This study investigates the generalization mechanisms of physics-informed machine learning models. Addressing the theoretical limitation that existing frameworks fail to characterize how physical constraints fundamentally enhance generalization, we propose a novel analytical framework grounded in algebraic geometry. Specifically, we establish, for the first time, a quantitative relationship between generalization error and the dimension of the affine variety defined by the physical constraints. We prove that, for linear regressors embedded with differential equation structures, generalization performance is governed by this geometric dimension—not by classical parameter count. Methodologically, our approach integrates algebraic geometry (affine variety dimension analysis), physics-based modeling, and numerical approximation, and introduces a computationally tractable algorithm for estimating the variety dimension. Experiments demonstrate that this dimension accurately predicts generalization behavior across diverse physical constraints, providing a unified, interpretable, and computationally feasible theoretical foundation for both linear and nonlinear physics-informed learning.

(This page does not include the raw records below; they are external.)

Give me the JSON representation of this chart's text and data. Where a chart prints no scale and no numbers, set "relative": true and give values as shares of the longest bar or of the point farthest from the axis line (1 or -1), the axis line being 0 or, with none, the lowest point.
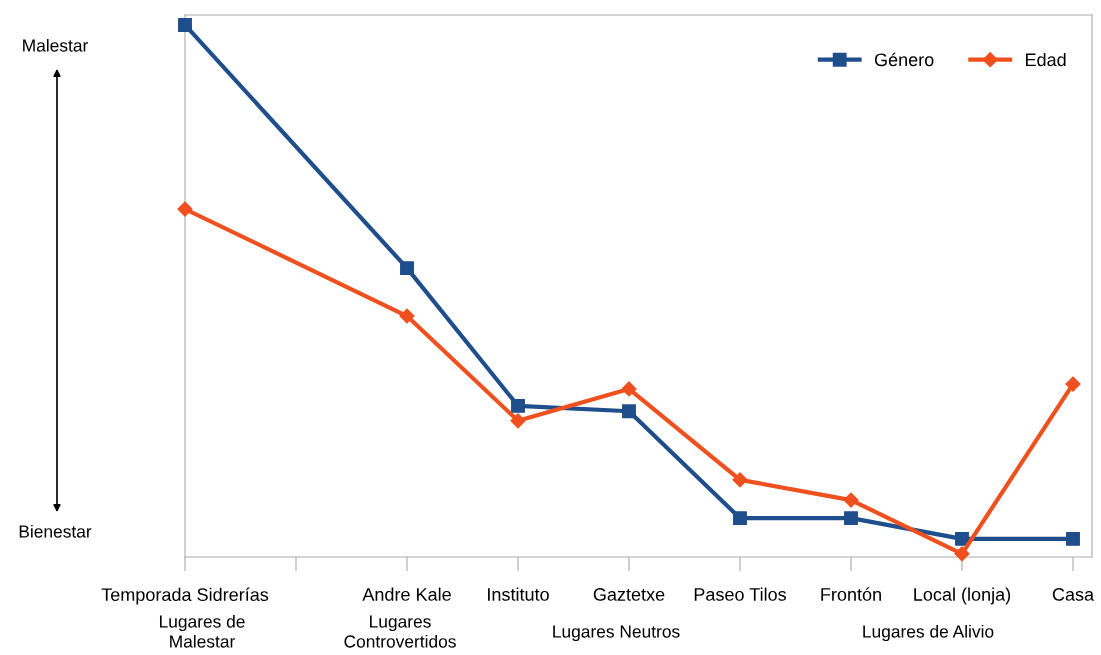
{
  "chart_data": {
    "type": "line",
    "relative": true,
    "categories": [
      "Temporada Sidrerías",
      null,
      "Andre Kale",
      "Instituto",
      "Gaztetxe",
      "Paseo Tilos",
      "Frontón",
      "Local (lonja)",
      "Casa"
    ],
    "series": [
      {
        "name": "Género",
        "color": "#1f4e8c",
        "marker": "square",
        "values": [
          1,
          null,
          0.543,
          0.284,
          0.274,
          0.073,
          0.073,
          0.034,
          0.034
        ]
      },
      {
        "name": "Edad",
        "color": "#f0501e",
        "marker": "diamond",
        "values": [
          0.654,
          null,
          0.453,
          0.256,
          0.316,
          0.145,
          0.107,
          0.006,
          0.325
        ]
      }
    ],
    "legend": "top right",
    "grid": false,
    "line_style": "solid",
    "annotations": [
      "Malestar",
      "Bienestar",
      "Lugares de\nMalestar",
      "Lugares\nControvertidos",
      "Lugares Neutros",
      "Lugares de Alivio"
    ]
  }
}
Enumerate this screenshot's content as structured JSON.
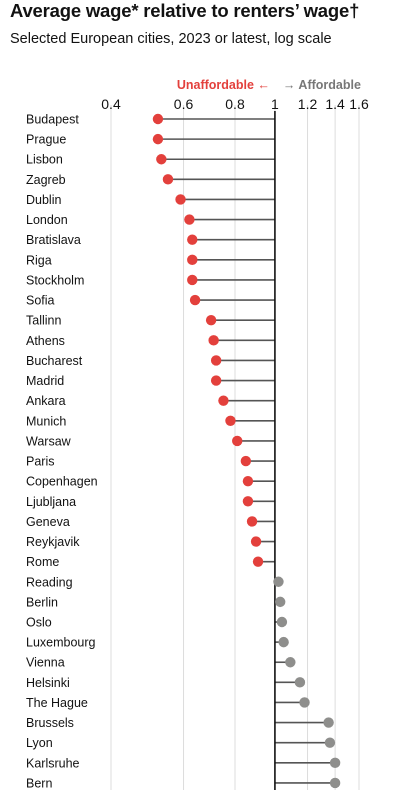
{
  "chart_data": {
    "type": "lollipop",
    "title": "Average wage* relative to renters’ wage†",
    "subtitle": "Selected European cities, 2023 or latest, log scale",
    "direction_labels": {
      "left": "Unaffordable ←",
      "right": "→ Affordable"
    },
    "x_scale": "log",
    "xlim": [
      0.4,
      1.6
    ],
    "baseline": 1,
    "x_ticks": [
      0.4,
      0.6,
      0.8,
      1,
      1.2,
      1.4,
      1.6
    ],
    "x_tick_labels": [
      "0.4",
      "0.6",
      "0.8",
      "1",
      "1.2",
      "1.4",
      "1.6"
    ],
    "grid": true,
    "categories": [
      "Budapest",
      "Prague",
      "Lisbon",
      "Zagreb",
      "Dublin",
      "London",
      "Bratislava",
      "Riga",
      "Stockholm",
      "Sofia",
      "Tallinn",
      "Athens",
      "Bucharest",
      "Madrid",
      "Ankara",
      "Munich",
      "Warsaw",
      "Paris",
      "Copenhagen",
      "Ljubljana",
      "Geneva",
      "Reykjavik",
      "Rome",
      "Reading",
      "Berlin",
      "Oslo",
      "Luxembourg",
      "Vienna",
      "Helsinki",
      "The Hague",
      "Brussels",
      "Lyon",
      "Karlsruhe",
      "Bern"
    ],
    "values": [
      0.52,
      0.52,
      0.53,
      0.55,
      0.59,
      0.62,
      0.63,
      0.63,
      0.63,
      0.64,
      0.7,
      0.71,
      0.72,
      0.72,
      0.75,
      0.78,
      0.81,
      0.85,
      0.86,
      0.86,
      0.88,
      0.9,
      0.91,
      1.02,
      1.03,
      1.04,
      1.05,
      1.09,
      1.15,
      1.18,
      1.35,
      1.36,
      1.4,
      1.4
    ],
    "colors": {
      "below": "#e3403c",
      "above": "#8e8e8c",
      "stem": "#555555",
      "baseline": "#121212",
      "grid": "#dcdcdc"
    }
  }
}
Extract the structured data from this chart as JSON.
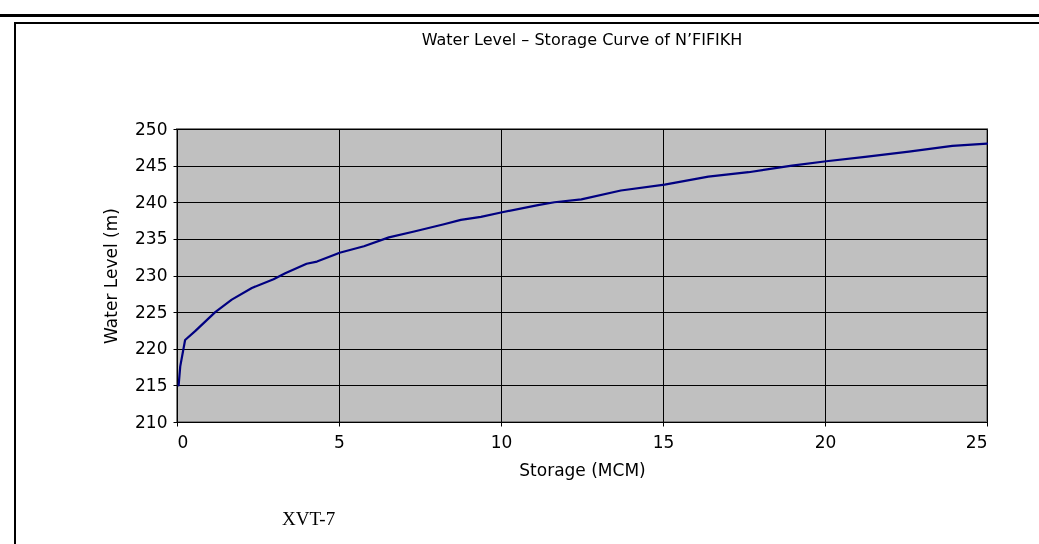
{
  "chart_data": {
    "type": "line",
    "title": "Water Level – Storage Curve of N’FIFIKH",
    "xlabel": "Storage (MCM)",
    "ylabel": "Water Level (m)",
    "annotations": [
      "XVT-7"
    ],
    "xlim": [
      0,
      25
    ],
    "xticks": [
      0,
      5,
      10,
      15,
      20,
      25
    ],
    "ylim": [
      210,
      250
    ],
    "yticks": [
      210,
      215,
      220,
      225,
      230,
      235,
      240,
      245,
      250
    ],
    "grid": true,
    "legend": false,
    "marker": "none",
    "line_style": "solid",
    "series": [
      {
        "color": "#000080",
        "x": [
          0.05,
          0.1,
          0.25,
          0.56,
          1.18,
          1.69,
          2.31,
          2.98,
          3.34,
          4.0,
          4.32,
          5.02,
          5.77,
          6.54,
          7.32,
          8.24,
          8.76,
          9.38,
          10.0,
          11.14,
          11.65,
          12.48,
          13.7,
          15.05,
          16.4,
          17.64,
          18.98,
          20.04,
          21.24,
          22.59,
          23.93,
          25.0
        ],
        "values": [
          215.0,
          217.6,
          221.2,
          222.4,
          225.0,
          226.7,
          228.3,
          229.5,
          230.3,
          231.6,
          231.9,
          233.1,
          234.0,
          235.2,
          236.0,
          237.0,
          237.6,
          238.0,
          238.6,
          239.6,
          240.0,
          240.4,
          241.6,
          242.4,
          243.5,
          244.1,
          245.0,
          245.6,
          246.2,
          246.9,
          247.7,
          248.0
        ]
      }
    ]
  }
}
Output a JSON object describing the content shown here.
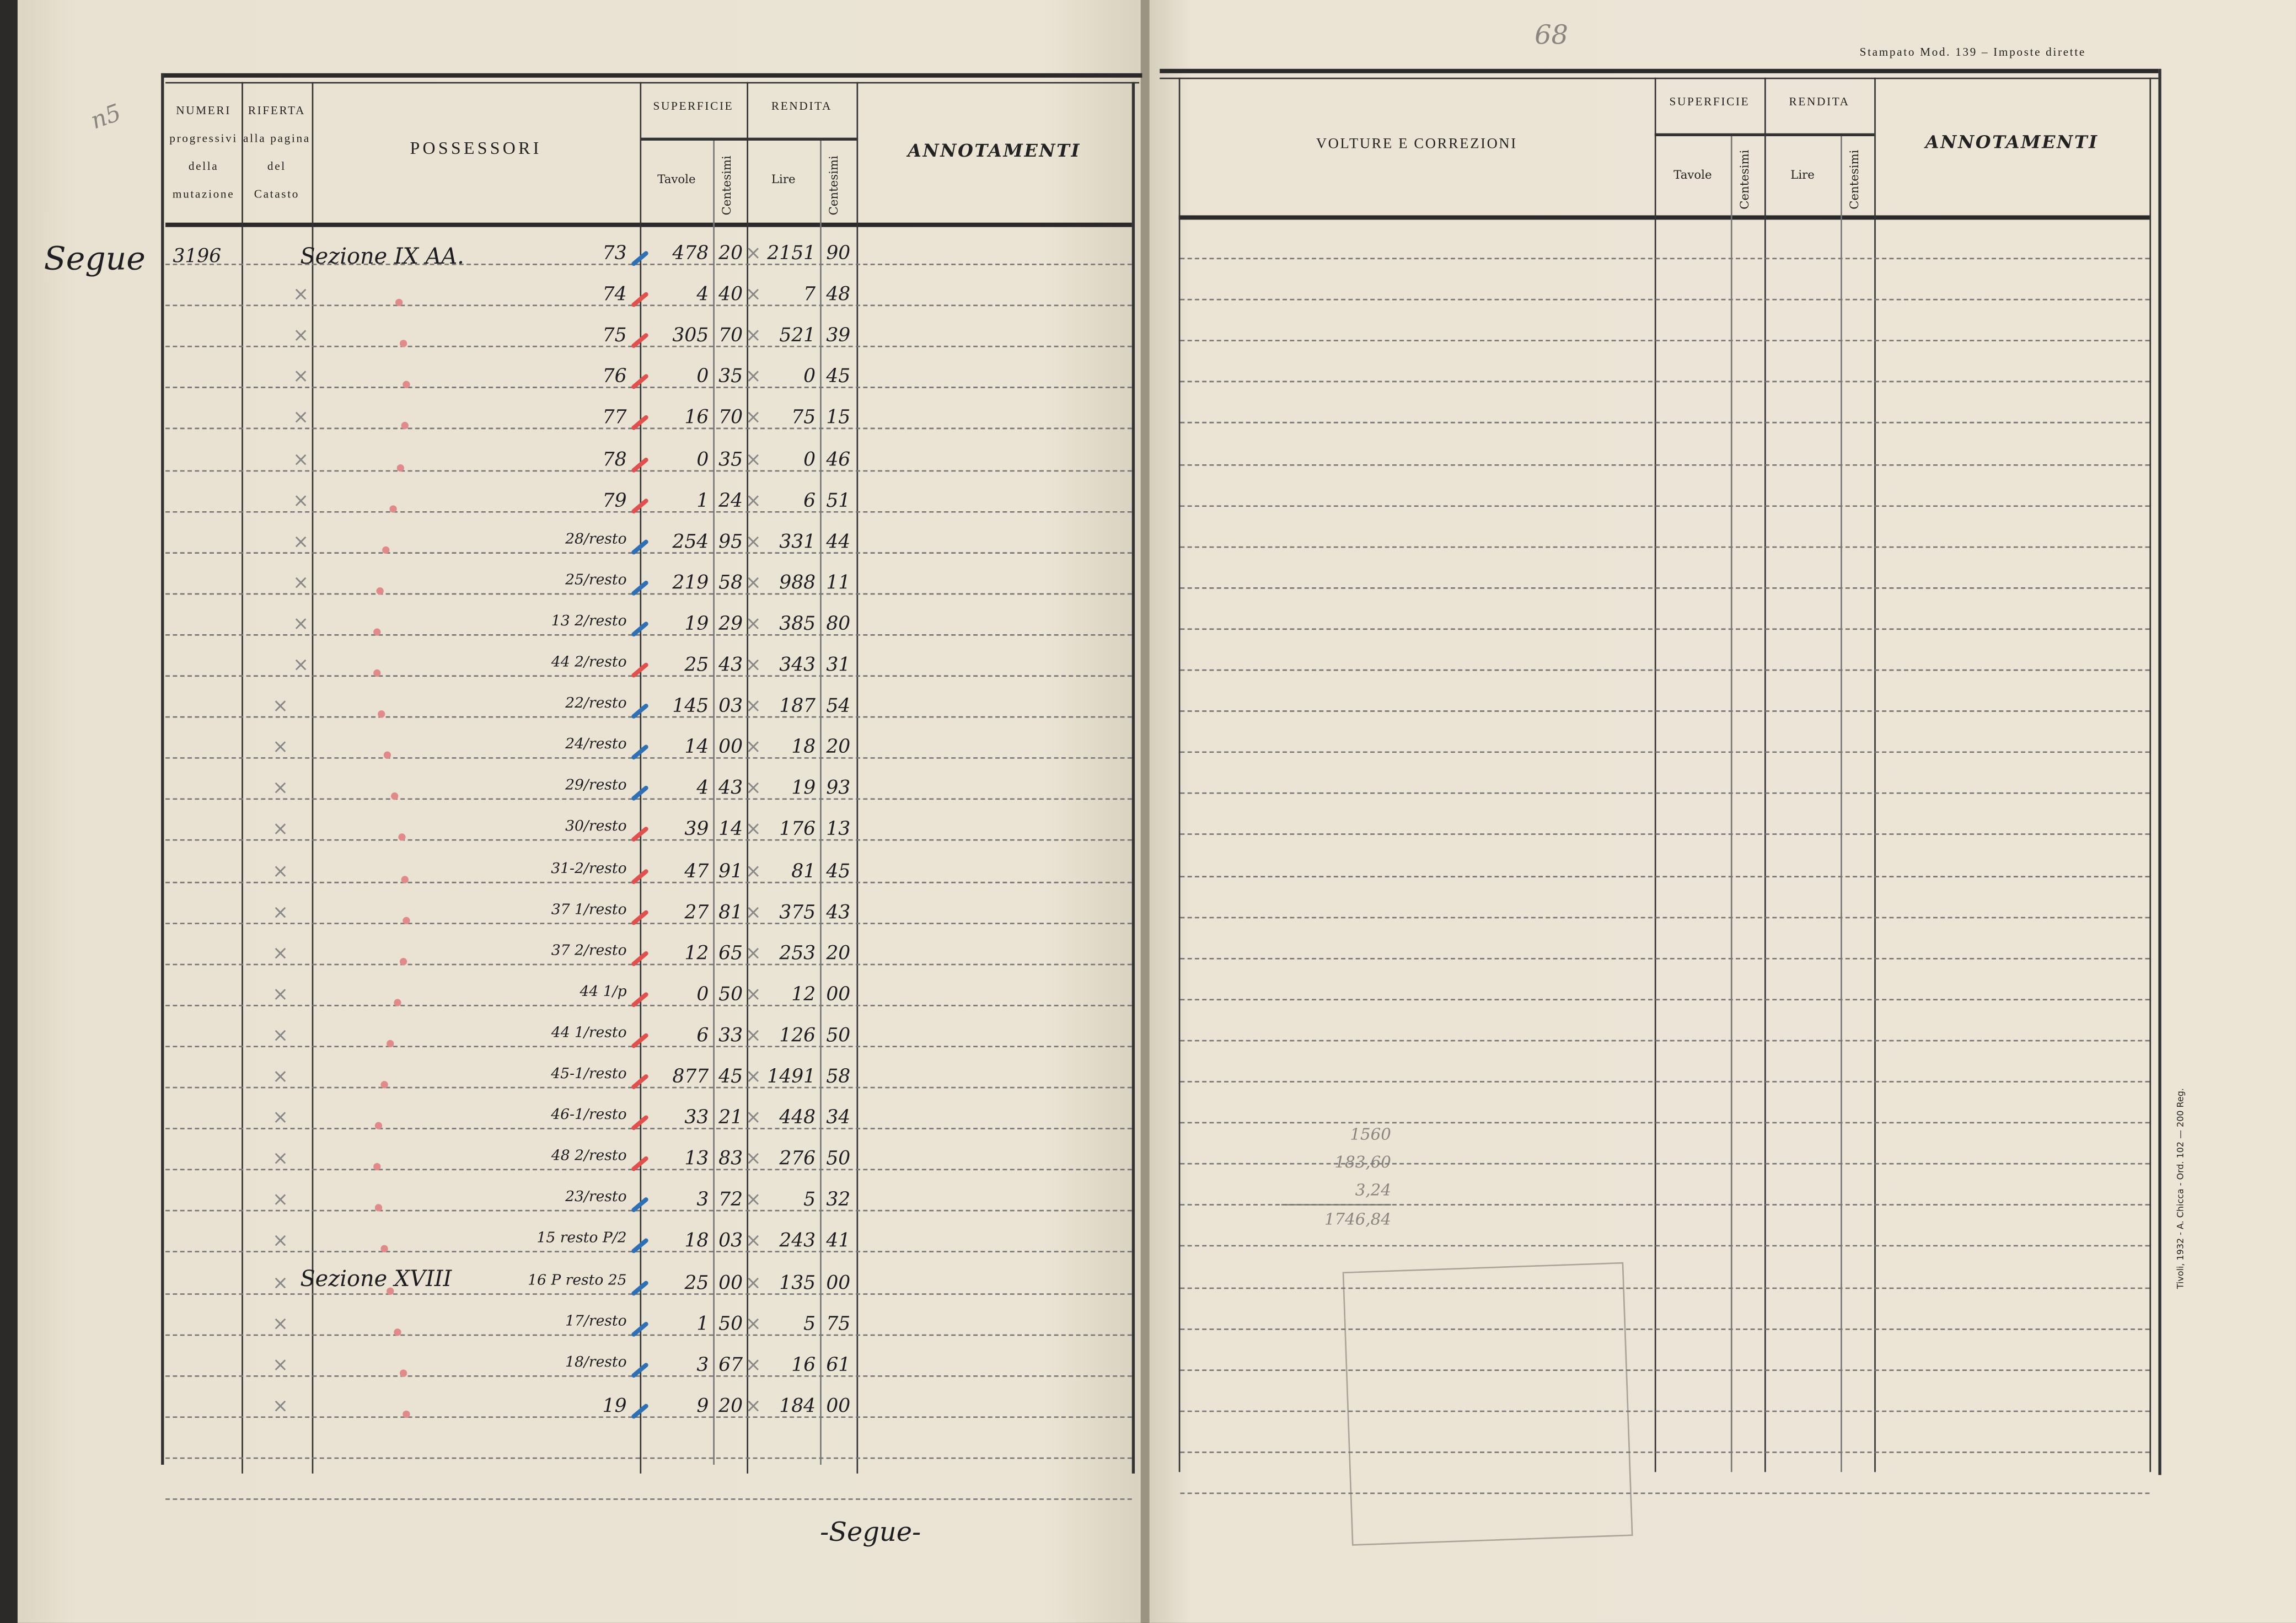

In recent years, physics-informed machine learning has gained significant attention for its ability to enhance statistical performance and sample efficiency by integrating physical structures into machine learning models. These structures, such as differential equations, conservation laws, and symmetries, serve as inductive biases that can improve the generalization capacity of the hybrid model. However, the mechanisms by which these physical structures enhance generalization capacity are not fully understood, limiting the ability to guarantee the performance of the models. In this study, we show that the generalization performance of linear regressors incorporating differential equation structures is determined by the dimension of the associated affine variety, rather than the number of parameters. This finding enables a unified analysis of various equations, including nonlinear ones. We introduce a method to approximate the dimension of the affine variety and provide experimental evidence to validate our theoretical insights.